One day, while going for a walk, he notices that his former friends – Somu and company — are walking behind him. He becomes self-conscious and wants to run away or turn in a different direction, but that would only mean giving away his awareness and being construed as a coward. Eventually he makes up the fact that he left his notebook somewhere and sprints off in the made-up direction of his notebook.
Analysis
The story, written from a third-person point of view, follows Swami, a rambunctious young boy who spends his time scraping by school and adventuring with his friends. The narrator’s tone is sympathetically close to Swami, disclosing his everyday fears and hopes, and takes on the innocence and naiveté of Swami’s boyhood self.
The structure is episodic, with each chapter devoted to a particular scene or aspect of Swami’s life. The episodes do not directly build on each other but rather work to establish a tableau of everyday life. The lack of a progressive structure slows down the narrative pacing and enables the story to move without reference to a linear, calendrical time, except for the occasional instance when time does burst in, such as later in the novel during the political protests on August 15, 1930 in the “Broken Panes” chapter.

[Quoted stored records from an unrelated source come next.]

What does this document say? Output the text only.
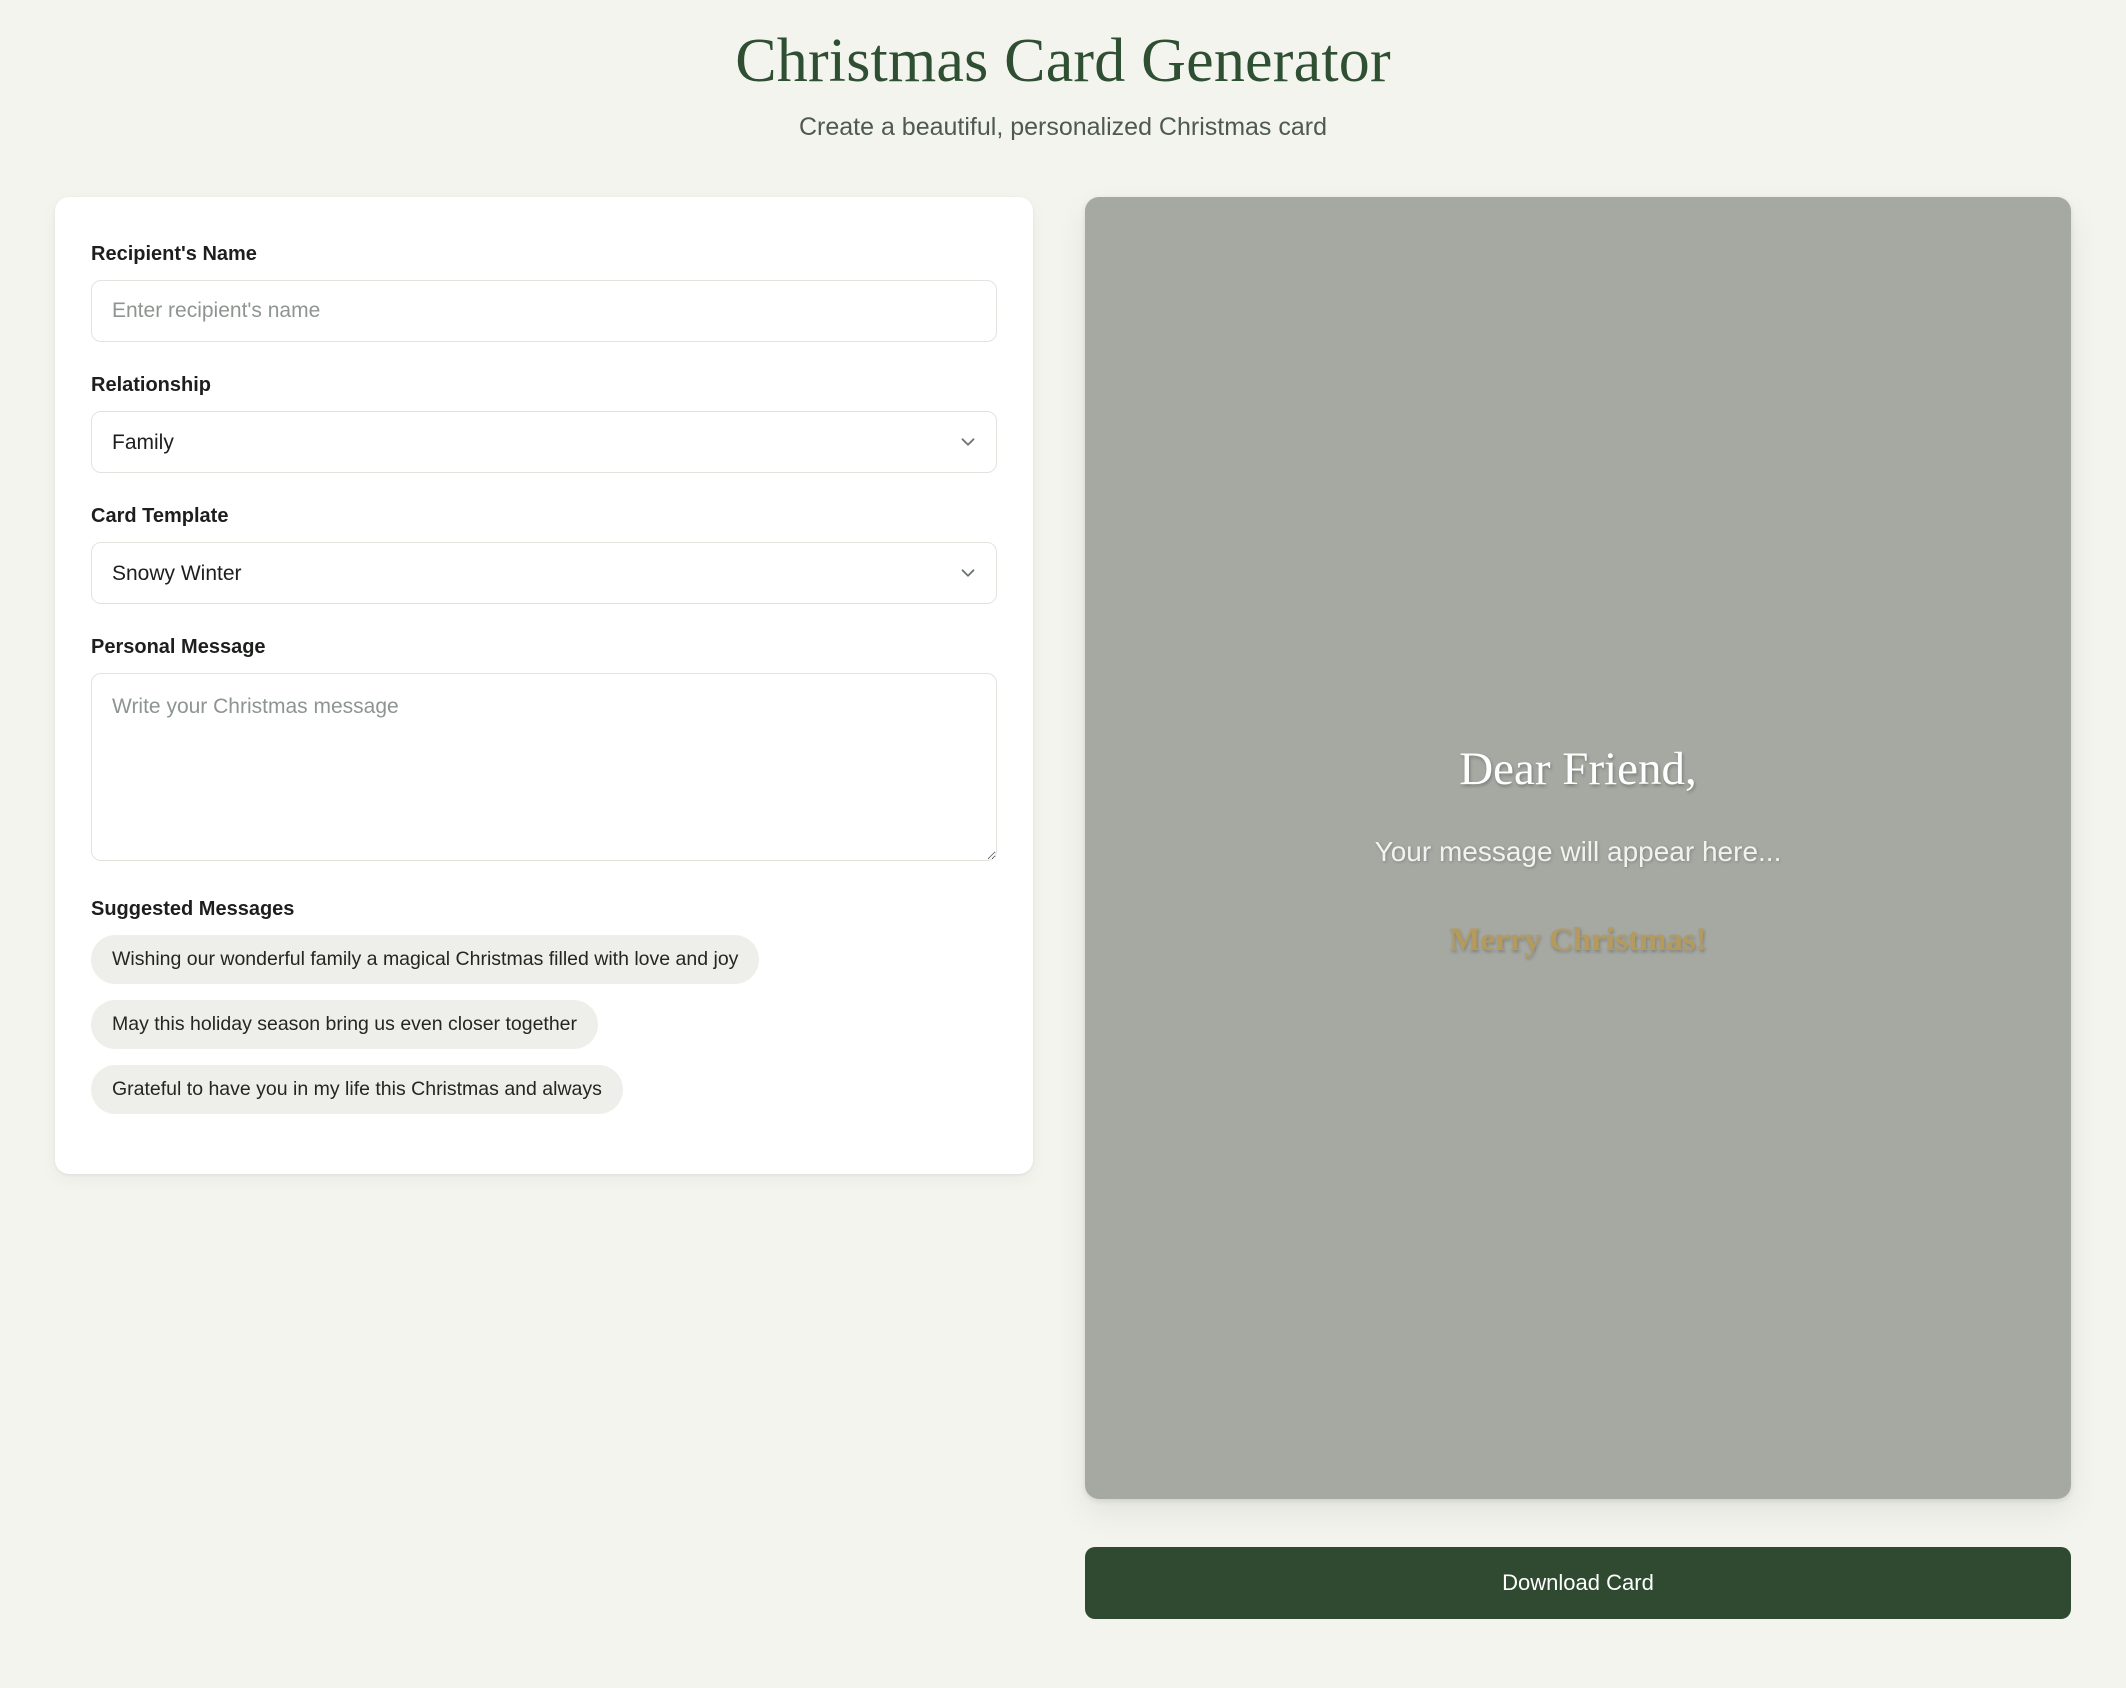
Christmas Card Generator

Create a beautiful, personalized Christmas card

Recipient's Name
Enter recipient's name
Relationship
Family
Card Template
Snowy Winter
Personal Message
Write your Christmas message
Suggested Messages
Wishing our wonderful family a magical Christmas filled with love and joy
May this holiday season bring us even closer together
Grateful to have you in my life this Christmas and always

Dear Friend,

Your message will appear here...

Merry Christmas!

Download Card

These early chapters sow the seeds of the defining conflicts of his boyhood. In particular, these chapters highlight his antagonistic relationship to school, his group of friends and their personalities, and the arrival of a new boy who threatens Swami's popular status at school, Rajam.
Swami’s conflict with Ebenezar and with his headmaster over their religious teaching demonstrates the story’s concern with the historical conditions of India, namely, British colonial rule. The theme of school as a site of colonial indoctrination is made explicit through Dr. Ebenezer, who glorifies the Christian religion and degrades the native Hindu gods as mere lifeless idols. Swami’s anger at his teacher, which gets him in trouble, foreshadows his escalating conflicts with the school authorities.
The tail is a schoolyard taunt that becomes a symbol of the unequal relationship between Swami and Rajam. Rajam’s authority over Swami is based on his higher class position in a colonial hierarchy, evident in his British accent and his father’s job as police superintendent, the enforcer of British law and order on the ground. The power dynamics are learned behaviors; for example, when Rajam invites his friends over to his house, he decides to keep them waiting for a few minutes because he has seen his father do the same.